Analyst / Consensus View
The consensus among analysts appears cautiously optimistic despite the recent struggles in earnings performance. Currently, there are three ratings on Cross Country Healthcare, with two analysts recommending a “Buy” and one maintaining a “Hold.” The average price target stands at approximately $13.33, with a range from $11 to the newly upgraded $15, reflecting a blend of cautious optimism and acknowledgment of the risks that the company faces. Wedbush’s recent upgrade to “Outperform” further solidifies a more favorable outlook among analysts, particularly given the potential for recovery in the healthcare staffing industry.
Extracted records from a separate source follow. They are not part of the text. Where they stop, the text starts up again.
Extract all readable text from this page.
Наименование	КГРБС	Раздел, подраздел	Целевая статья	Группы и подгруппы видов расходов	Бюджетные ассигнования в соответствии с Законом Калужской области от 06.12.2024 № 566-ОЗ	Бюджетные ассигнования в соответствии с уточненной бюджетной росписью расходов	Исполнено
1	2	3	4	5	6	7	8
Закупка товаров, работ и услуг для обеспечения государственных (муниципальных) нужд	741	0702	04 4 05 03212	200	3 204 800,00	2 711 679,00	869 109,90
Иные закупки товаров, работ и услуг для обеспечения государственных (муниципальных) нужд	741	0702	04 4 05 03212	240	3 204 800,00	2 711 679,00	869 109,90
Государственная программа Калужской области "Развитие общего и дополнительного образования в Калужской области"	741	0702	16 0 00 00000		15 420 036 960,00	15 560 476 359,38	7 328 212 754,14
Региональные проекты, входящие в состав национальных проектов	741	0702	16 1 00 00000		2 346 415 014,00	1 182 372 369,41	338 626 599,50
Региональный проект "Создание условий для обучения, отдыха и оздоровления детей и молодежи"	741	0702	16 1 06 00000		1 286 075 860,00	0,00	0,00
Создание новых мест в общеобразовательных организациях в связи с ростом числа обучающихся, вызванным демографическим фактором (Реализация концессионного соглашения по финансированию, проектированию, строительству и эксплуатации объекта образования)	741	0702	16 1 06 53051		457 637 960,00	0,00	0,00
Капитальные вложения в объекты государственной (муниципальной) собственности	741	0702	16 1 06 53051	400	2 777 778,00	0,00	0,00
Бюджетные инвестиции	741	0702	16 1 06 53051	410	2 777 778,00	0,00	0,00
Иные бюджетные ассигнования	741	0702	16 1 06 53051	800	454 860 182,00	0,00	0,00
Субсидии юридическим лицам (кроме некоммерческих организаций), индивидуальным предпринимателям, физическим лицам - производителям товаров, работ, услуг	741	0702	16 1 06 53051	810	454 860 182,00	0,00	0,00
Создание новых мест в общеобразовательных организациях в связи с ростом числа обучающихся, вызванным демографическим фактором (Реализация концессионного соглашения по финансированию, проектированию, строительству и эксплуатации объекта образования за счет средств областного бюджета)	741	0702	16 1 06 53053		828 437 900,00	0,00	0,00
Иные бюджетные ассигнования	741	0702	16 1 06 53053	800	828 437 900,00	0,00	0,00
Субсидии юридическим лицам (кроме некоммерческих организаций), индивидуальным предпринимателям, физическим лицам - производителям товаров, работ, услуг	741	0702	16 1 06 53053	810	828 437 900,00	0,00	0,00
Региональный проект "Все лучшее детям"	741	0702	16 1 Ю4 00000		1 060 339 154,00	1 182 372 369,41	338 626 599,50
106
Stock Grading or Fundamental View
Cross Country Healthcare currently holds a Stocks Telegraph Grade of 39, a metric that provides a comprehensive overview of the company’s financial health and market positioning. This grade suggests that while there is some fundamental strength, challenges remain that could impact growth. Investors should find value in the company’s leadership in healthcare staffing solutions; however, caution is warranted given the ongoing volatility and performance issues.
Conclusion
For investors considering a position in Cross Country Healthcare, the stock appears suited for those with a medium-to-long-term horizon who are willing to accept higher risk for potential upside. The recent rating upgrade from Wedbush suggests that there may be opportunities for growth as the company navigates its operational challenges. However, the significant risks—evidenced by recent earnings misses and staggering annual declines—indicate that investors should remain vigilant. CCRN may be a suitable option for those looking to capitalize on a potential recovery in the healthcare sector, but careful assessment of the ongoing volatility and overall market conditions is essential.